Les trios pour piano de Chopin et de Tchaïkovski associent deux compositeurs à des âges différents de leur existence : l'Opus 3 du premier a été composé par un jeune homme de 18 ans, plein d'allégresse, ébauchant ses thèmes à venir tandis que l'Opus 50 du second, œuvre de maturité, constitue une pièce d'exécution complexe, riche de thématiques, d'harmonies, de nuances saisissantes. Le premier mouvement du trio de Chopin permet au public d'apprécier parfaitement l'art avec lequel le talent de chaque interprète est mis au service à la fois de sa propre partie et de l'ensemble. Chaque instrument prend, notamment à partir de la première reprise de l'introduction, un relief où le détail devient essentiel : des coups d'archet d'une netteté et d'un engagement énergique et joyeux aux brillantes saillies du piano. Cet « Allegro con fuoco » enthousiasme un public qui ne peut retenir ses applaudissements.

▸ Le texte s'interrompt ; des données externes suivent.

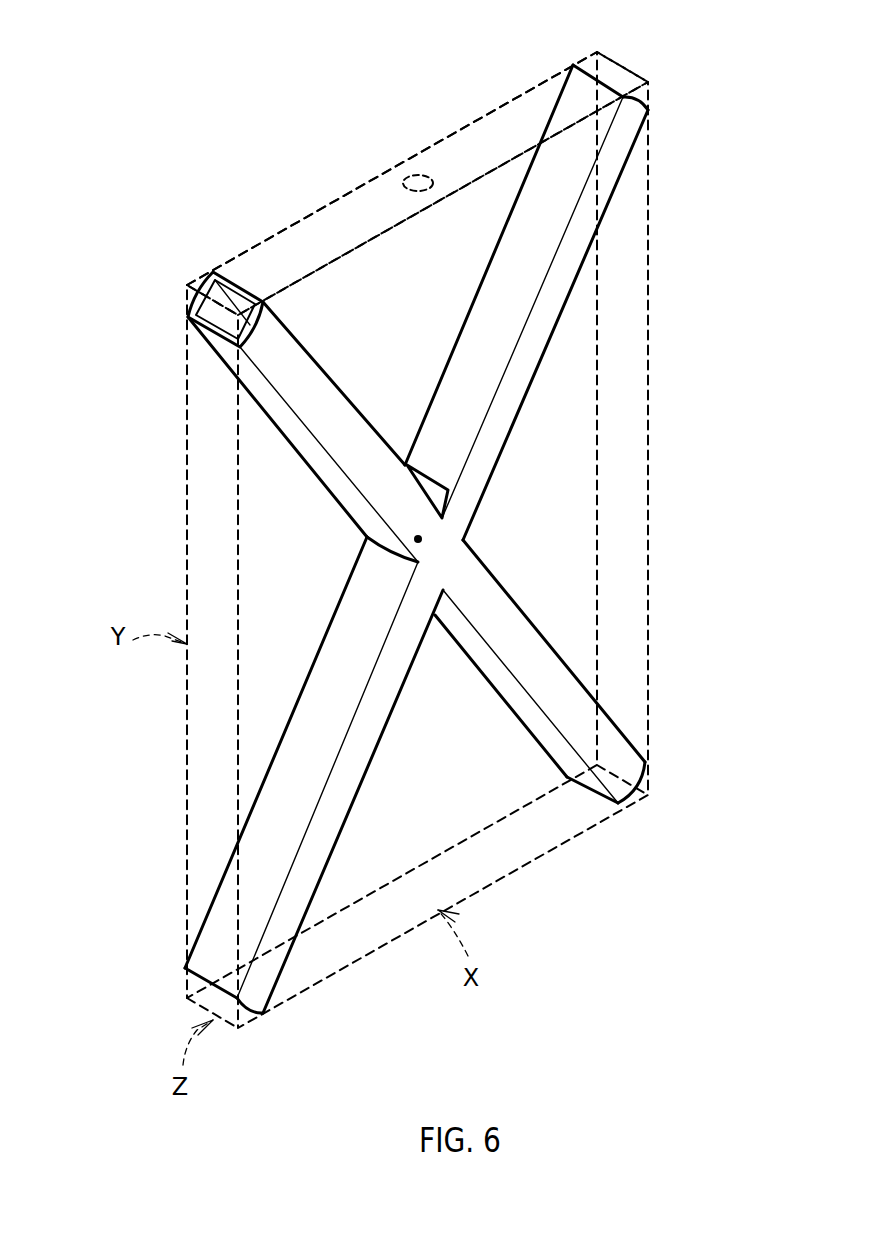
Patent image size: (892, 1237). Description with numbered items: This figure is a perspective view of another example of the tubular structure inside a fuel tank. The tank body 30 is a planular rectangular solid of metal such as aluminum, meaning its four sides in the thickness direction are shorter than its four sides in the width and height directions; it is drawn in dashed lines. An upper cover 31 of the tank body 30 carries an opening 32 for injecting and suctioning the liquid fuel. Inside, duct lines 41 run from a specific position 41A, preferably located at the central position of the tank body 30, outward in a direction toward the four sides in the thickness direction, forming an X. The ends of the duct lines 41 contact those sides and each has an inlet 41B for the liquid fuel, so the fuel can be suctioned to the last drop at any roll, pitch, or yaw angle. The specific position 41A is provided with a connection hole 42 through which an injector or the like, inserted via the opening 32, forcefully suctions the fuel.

The tank body 30 is at (649, 405).
The upper cover 31 is at (470, 145).
The opening 32 is at (418, 172).
The duct line 41 is at (417, 539).
The specific position 41A is at (422, 536).
The inlet 41B is at (233, 277).
The connection hole 42 is at (432, 475).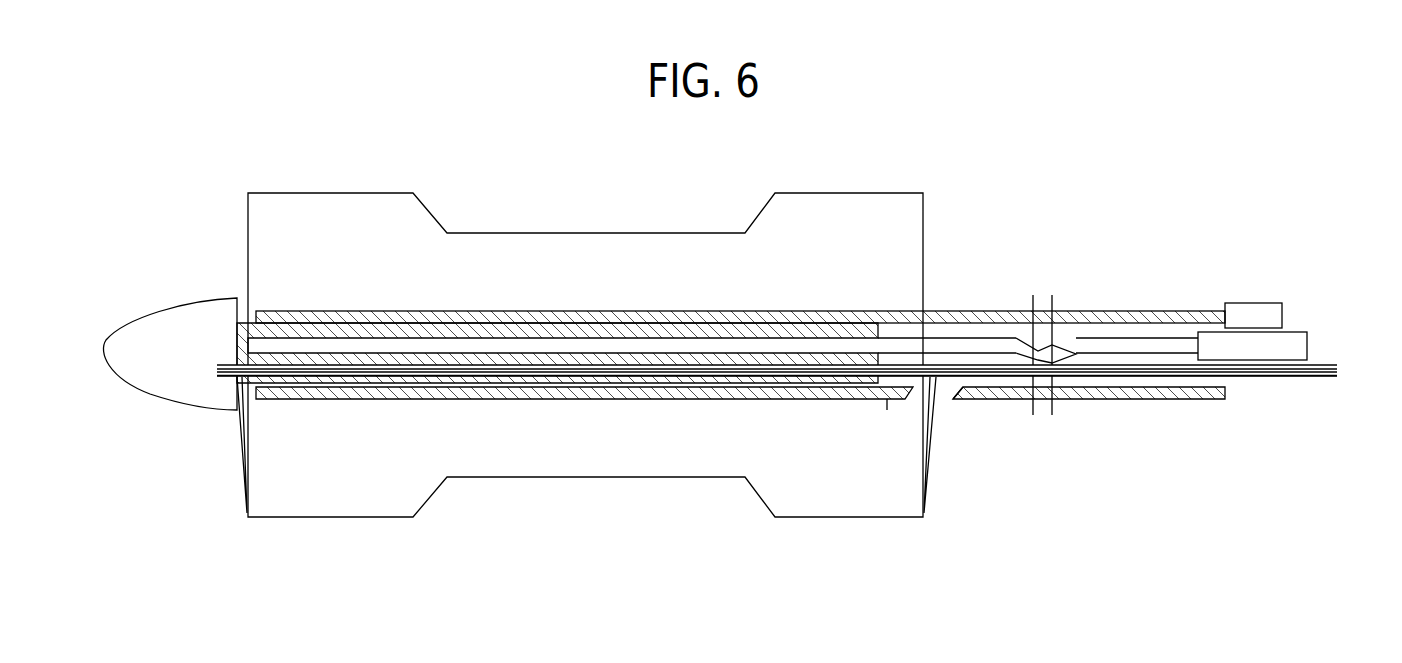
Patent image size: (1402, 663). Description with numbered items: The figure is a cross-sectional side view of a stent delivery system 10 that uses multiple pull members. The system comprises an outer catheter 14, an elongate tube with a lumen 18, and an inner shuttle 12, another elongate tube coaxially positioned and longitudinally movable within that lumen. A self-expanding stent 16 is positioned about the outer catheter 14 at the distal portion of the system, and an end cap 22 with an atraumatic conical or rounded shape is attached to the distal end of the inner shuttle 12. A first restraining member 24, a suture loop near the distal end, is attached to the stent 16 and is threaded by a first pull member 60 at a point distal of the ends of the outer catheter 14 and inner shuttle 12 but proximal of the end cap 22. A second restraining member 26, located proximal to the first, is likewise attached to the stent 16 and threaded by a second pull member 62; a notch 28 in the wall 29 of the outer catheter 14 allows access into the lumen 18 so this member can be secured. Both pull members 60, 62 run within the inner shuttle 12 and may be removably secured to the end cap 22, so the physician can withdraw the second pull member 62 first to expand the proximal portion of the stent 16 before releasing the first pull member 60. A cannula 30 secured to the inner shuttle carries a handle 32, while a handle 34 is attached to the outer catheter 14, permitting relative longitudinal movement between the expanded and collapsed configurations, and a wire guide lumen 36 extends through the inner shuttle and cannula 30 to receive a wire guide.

The stent delivery system 10 is at (890, 134).
The inner shuttle 12 is at (660, 387).
The outer catheter 14 is at (597, 311).
The stent 16 is at (332, 193).
The lumen 18 is at (966, 311).
The end cap 22 is at (155, 312).
The first restraining member 24 is at (240, 467).
The second restraining member 26 is at (935, 436).
The notch 28 is at (944, 396).
The wall 29 is at (887, 399).
The cannula 30 is at (1118, 338).
The handle 32 is at (1293, 332).
The handle 34 is at (1253, 303).
The wire guide lumen 36 is at (292, 348).
The first pull member 60 is at (236, 365).
The second pull member 62 is at (234, 378).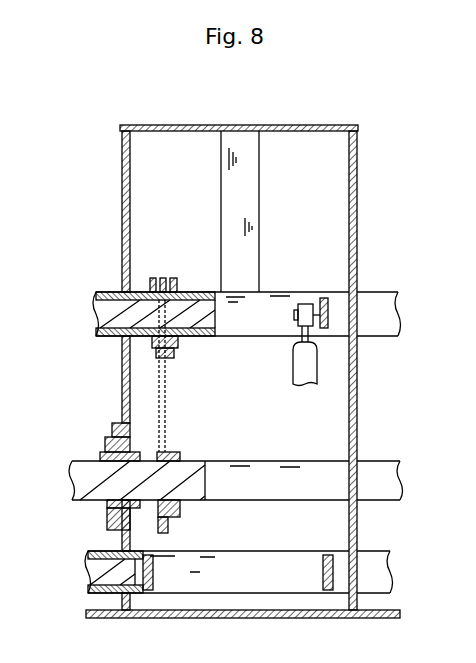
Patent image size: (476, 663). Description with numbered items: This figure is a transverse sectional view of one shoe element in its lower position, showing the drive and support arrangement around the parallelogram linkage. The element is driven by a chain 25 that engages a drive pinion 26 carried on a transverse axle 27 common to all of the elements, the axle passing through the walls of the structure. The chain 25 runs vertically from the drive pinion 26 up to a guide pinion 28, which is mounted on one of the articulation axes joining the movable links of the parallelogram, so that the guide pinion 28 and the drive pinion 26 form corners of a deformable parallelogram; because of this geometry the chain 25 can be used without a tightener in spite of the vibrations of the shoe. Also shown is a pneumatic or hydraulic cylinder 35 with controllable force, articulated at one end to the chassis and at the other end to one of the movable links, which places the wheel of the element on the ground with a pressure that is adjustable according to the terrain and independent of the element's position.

Le « Scherzo », singulièrement legato mais très dansant, ayant quelque chose d'une mazurka, est exécuté avec une passion communicative. Le troisième mouvement, le plus court, n'est pas le moins dense. Son largo inspiré et ses nuances sont rendus avec soin, culminant dans une section finale marquée par un stupéfiant silence de plus de deux mesures avant une cadence à l'expression tout intériorisée, image du mouvement entier. Ouvrant le dernier mouvement, « Allegretto », Boris de Larochelambert donne au piano un éclat presque concertant, les cordes puissantes venant dialoguer avec lui. La mélodie simple, chantante, construite sur un rythme et un phrasé primesautiers, trouve dans le violon de Matthieu Handtschoewercker et le violoncelle d'Antoine Landowski la marque d'une grande fraîcheur.

Le Trio pour piano de Tchaïkovski, d'une autre nature, s'ouvre sur un thème élégiaque qui traversera l'œuvre dans sa première et sa dernière partie. Les Chausson conservent intactes les qualités déjà applaudies, en particulier le souci du détail, rendant particulièrement sensible la progression, ponctuée de plusieurs crescendo, du Moderato assai vers l'Allegro giusto au sein du premier mouvement. Les reprises du thème initial, au demeurant plus recueillies que funèbres jusqu'au pianissimo conclusif, sont particulièrement prenantes. Une intense émotion se dégage également de l'Adagio con duolo introduit de manière inspirée par le touchant solo de Matthieu Handtschoewercker.

Parmi les variations constituant la deuxième partie, sur un thème énoncé avec délicatesse au piano, l'ébouriffant Scherzoso (variation III) illustre bien la cohésion et la virtuosité des trois concertistes. Ces qualités sont également manifestes au long des autres variations avec, toutefois, un peu trop d'emphase dans la cadence finale de la variation VII et un manque (certes minime) de légèreté dans la fugue au reste tout en virtuosité (variation VIII). L'ultime variation est d'une finesse accomplie. La dernière partie de l'œuvre est extraordinairement contrastée entre la reprise con fuoco du thème d'ouverture vigoureusement et admirablement rendue et la marche funèbre finale dont les toutes dernières notes murmurées au piano laissent le public comme pétrifié, un moment de silence absolu s'écoulant avant les applaudissements.

En bis, le Trio Chausson adresse brillamment et chaleureusement son au revoir au public à travers le troisième mouvement du Trio pour piano Hob.XV.27 de Haydn.